I try and use oily rags as the dust sticks to them quite well, also i have a couple of pieces of thin ply that i use.  The dust can be carefully lifted away with the ply wood.

I only do light emery cloth type abraisivs though.  When i do drop the grinding dust every where  i flood it off with wd40 and re oil hevily as soon as possible.

Stuart


----------



## HBilly1022 (Mar 4, 2016)

Steve; are you saying that even if the ways are cleaned right after grinding, the dust will still cause damage? That kind of makes sense though, as I've noticed there is always a blackish smear on the ways after I did a bunch of grinding in the shop about a month ago. I did cover the whole lathe with a sheet but maybe that wasn't good enough. My saving grace could be that I don't use the lathe a lot and I'm not young ........ so the lathe should still outlast me.

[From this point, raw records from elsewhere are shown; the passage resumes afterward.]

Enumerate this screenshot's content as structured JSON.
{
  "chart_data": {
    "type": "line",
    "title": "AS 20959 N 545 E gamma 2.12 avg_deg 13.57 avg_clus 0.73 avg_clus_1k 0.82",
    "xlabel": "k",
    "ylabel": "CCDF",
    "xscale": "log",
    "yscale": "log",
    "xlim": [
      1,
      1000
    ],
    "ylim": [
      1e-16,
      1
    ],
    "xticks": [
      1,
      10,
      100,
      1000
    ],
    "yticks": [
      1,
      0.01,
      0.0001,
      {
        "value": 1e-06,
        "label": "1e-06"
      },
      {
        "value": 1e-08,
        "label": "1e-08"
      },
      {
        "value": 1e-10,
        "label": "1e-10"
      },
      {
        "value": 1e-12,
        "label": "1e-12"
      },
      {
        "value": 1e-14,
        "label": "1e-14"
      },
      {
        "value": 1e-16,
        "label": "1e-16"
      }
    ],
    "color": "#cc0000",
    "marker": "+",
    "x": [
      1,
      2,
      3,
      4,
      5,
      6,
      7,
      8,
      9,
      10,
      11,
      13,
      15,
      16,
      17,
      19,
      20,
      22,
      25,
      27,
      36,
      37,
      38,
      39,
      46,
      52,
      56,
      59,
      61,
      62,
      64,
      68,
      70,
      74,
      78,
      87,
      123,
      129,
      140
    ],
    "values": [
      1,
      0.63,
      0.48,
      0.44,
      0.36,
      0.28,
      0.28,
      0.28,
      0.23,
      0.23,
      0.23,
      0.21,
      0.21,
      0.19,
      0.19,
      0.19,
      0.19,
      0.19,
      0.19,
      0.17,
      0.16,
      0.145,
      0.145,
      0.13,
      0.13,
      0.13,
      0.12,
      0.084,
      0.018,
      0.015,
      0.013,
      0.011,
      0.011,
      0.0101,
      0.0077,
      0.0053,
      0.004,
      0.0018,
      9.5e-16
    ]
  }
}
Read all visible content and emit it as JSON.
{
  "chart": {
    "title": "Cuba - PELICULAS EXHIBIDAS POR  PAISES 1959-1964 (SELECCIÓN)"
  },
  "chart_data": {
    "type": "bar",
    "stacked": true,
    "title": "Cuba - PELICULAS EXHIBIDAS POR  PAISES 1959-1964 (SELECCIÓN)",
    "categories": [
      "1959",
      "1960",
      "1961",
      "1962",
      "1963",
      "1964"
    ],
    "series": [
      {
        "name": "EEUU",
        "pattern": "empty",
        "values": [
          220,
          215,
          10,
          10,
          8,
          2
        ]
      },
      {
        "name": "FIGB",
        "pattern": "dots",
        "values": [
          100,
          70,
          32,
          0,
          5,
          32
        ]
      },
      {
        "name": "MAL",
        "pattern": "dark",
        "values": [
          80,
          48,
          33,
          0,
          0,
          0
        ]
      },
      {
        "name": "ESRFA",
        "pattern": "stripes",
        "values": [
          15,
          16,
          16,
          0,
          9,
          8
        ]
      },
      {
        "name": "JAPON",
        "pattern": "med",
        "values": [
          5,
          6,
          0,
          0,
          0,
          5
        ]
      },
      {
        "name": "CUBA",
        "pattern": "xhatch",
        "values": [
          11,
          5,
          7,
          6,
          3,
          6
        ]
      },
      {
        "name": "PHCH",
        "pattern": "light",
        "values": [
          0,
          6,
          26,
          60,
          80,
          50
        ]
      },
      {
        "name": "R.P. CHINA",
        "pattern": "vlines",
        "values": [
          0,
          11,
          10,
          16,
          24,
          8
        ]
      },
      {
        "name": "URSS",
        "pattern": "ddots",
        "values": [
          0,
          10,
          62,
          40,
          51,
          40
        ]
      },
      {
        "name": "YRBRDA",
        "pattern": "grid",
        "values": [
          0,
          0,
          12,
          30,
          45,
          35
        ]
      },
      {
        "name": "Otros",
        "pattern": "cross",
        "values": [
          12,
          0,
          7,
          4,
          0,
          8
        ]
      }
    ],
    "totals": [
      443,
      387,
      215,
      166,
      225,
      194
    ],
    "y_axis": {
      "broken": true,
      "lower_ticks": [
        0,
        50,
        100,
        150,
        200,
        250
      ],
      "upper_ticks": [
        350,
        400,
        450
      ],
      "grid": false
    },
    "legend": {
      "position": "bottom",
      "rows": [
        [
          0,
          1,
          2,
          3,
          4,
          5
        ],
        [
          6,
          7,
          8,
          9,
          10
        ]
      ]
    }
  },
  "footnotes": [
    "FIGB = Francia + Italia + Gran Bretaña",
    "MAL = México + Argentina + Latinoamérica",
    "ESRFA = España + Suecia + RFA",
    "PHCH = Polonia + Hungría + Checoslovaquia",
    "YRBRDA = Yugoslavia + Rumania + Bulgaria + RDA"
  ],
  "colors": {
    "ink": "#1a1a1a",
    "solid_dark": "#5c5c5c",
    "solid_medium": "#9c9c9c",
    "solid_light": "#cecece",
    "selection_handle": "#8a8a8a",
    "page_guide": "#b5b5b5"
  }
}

Stupoty; thanks for the tip, after dinner I'm heading back to the shop to flood the ways and give them a _super_ cleaning, before re oiling.


----------



## Steve Shannon (Mar 5, 2016)

I think that as long as you clean them before running anything along the ways you might be okay, but it's possible to smear the dust into the surface where it will embed itself. I would do everything I could to prevent having the dust anywhere around my lathes, because it is small enough to make its way into places you don't want. If I did grind on a lathe I would tightly cover everything I could with non-porous materials, such as Saran Wrap or aluminum foil.
If you're grinding on a separate machine nearby a sheet should be fine, but if you're finding grinding dust on nearby surfaces you ought to be worried about your lungs, too. 

 Steve Shannon


----------



## HBilly1022 (Mar 5, 2016)

Thanks Steve. That black grit was everywhere in my shop. After completing my anvil build, the cause of all the grinding, I ended up going over every horizontal surface in the shop with rags and my shop vac. What a mess. I will never do any more extensive grinding in the shop. From now on it will have to be outside. I did wear a protective mask for some of the grinding but I'm sure it wasn't often enough. Live and learn.


----------



## Steve Shannon (Mar 6, 2016)

One good thing is that the human nose is pretty good at filtering and human lungs are pretty good at ejecting dust and renewing their interior surfaces.


 Steve Shannon, P.E.


----------